In our example, notice the following code:

  if (printf_id == asyncactionint(AsyncAction::exit)) {

Also notice AsyncAction::exit is a constant (30000):

enum class AsyncAction {
  printf  = 0,     // printf reserves 0-9999 for printf_ids
  syscall = 10000, // system reserves 10000-19999 for printf_ids
  cat     = 20000, // cat reserves 20000-29999 for printf_ids
  exit    = 30000,
  print,
  clear,
  zero,
  time,
  join,
  helper_error,
  print_non_map,
  strftime,
  watchpoint_attach,
  watchpoint_detach,
  skboutput,
};

Converting that to hex, we get:

>>> hex(30000)
'0x7530'

And when we check the assembly for that constant, we see:

   ecb8e:       48 3d 30 75 00 00       cmp    $0x7530,%rax
   ecb94:       0f 84 46 05 00 00       je     ed0e0 <_ZN8bpftrace18perf_event_printerEPvS0_i+0x5e0>

This tells us both when and where our printf_id is live. To get the offset, we do:

>>> 0xecb8e - 0xecb00
142

0xecb8e is the offset of the cmp instruction. And 0xecb00 is the offset of the function (see objdump output). The cmp instruction is acceptable b/c it is unconditionally run after the initial exit checks.

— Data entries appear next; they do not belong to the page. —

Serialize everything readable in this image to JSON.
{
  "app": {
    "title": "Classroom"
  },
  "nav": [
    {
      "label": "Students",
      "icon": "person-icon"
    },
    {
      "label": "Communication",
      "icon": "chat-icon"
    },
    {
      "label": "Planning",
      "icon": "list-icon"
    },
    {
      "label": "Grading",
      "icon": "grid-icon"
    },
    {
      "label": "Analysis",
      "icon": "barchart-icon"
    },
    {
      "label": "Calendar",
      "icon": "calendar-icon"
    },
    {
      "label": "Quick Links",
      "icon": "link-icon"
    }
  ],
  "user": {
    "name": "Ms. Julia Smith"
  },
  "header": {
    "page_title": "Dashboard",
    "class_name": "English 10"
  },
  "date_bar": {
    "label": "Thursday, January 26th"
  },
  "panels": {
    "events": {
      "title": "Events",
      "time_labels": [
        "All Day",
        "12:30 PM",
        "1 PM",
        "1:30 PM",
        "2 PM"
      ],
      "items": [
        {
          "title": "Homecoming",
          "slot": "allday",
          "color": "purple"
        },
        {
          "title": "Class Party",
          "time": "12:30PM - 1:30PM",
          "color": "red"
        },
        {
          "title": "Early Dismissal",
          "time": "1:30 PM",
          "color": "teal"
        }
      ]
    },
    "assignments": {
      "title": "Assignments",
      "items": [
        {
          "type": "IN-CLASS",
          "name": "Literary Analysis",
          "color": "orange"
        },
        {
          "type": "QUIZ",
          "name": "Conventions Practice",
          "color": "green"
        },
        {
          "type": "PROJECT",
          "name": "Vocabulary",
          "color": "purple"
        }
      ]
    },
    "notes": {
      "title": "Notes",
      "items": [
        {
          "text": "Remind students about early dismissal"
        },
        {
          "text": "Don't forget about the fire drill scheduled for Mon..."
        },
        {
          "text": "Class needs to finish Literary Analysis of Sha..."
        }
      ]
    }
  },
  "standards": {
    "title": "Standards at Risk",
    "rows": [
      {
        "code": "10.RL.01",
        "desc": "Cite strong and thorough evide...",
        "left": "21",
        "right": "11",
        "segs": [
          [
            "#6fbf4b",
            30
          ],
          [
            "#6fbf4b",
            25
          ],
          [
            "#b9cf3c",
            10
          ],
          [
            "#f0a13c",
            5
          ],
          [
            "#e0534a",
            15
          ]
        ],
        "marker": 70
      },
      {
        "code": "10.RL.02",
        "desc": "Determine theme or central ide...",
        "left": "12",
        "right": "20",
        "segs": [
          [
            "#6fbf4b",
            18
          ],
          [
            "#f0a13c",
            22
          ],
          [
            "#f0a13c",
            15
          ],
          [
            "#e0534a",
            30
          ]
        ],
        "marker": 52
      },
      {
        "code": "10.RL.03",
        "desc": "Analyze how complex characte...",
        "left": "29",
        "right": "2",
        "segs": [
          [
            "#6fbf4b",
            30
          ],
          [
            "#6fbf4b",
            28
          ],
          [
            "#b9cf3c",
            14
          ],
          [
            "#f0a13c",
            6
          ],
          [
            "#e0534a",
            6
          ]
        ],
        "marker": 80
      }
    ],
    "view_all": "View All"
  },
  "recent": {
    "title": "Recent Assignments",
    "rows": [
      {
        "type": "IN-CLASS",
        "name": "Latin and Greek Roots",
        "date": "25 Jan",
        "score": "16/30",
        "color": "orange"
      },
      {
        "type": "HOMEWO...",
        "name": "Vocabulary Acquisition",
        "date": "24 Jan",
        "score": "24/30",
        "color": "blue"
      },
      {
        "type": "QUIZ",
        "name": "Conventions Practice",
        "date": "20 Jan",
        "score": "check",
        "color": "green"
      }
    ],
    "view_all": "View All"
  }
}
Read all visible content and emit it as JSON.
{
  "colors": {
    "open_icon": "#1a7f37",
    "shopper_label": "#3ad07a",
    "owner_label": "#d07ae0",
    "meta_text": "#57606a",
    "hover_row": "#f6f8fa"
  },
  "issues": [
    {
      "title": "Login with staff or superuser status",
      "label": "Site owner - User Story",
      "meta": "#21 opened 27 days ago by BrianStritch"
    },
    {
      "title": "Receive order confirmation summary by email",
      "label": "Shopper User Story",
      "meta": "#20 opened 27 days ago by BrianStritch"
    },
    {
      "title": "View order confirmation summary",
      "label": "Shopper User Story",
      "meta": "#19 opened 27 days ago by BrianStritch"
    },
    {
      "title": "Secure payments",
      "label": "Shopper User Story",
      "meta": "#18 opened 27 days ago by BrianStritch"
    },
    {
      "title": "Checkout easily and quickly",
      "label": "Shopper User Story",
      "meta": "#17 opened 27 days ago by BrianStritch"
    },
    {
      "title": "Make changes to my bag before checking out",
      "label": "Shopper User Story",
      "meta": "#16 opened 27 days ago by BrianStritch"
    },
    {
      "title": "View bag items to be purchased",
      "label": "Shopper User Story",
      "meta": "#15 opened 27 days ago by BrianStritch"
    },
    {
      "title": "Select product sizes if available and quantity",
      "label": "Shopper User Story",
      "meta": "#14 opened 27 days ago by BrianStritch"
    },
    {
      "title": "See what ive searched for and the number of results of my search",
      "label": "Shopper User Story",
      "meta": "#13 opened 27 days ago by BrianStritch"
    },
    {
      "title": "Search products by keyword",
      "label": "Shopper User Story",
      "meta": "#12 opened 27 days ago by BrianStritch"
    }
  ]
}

To get the register the variable is live in, look at the other operand in cmp: %rax.

Putting it all together

We have two probes: BEGIN and our accessor. We use the BEGIN probe as a trigger to actually run BPFtrace::perf_event_printer. This makes the example a nice one liner. The accessor probe uses all the information we gathered.

$ sudo bpftrace - <<EOF
    BEGIN { print("trigger!") }
    uprobe:/usr/bin/bpftrace:_ZN8bpftrace18perf_event_printerEPvS0_i+142 { print(reg("ax")); exit() }
EOF
Attaching 2 probes...
trigger!
30007

The script is telling us the value of our local variable is 30007. Consulting the source, we see 30007 maps to AsyncAction::print_non_map. This checks out – the BEGIN probe indeed uses a non-map print.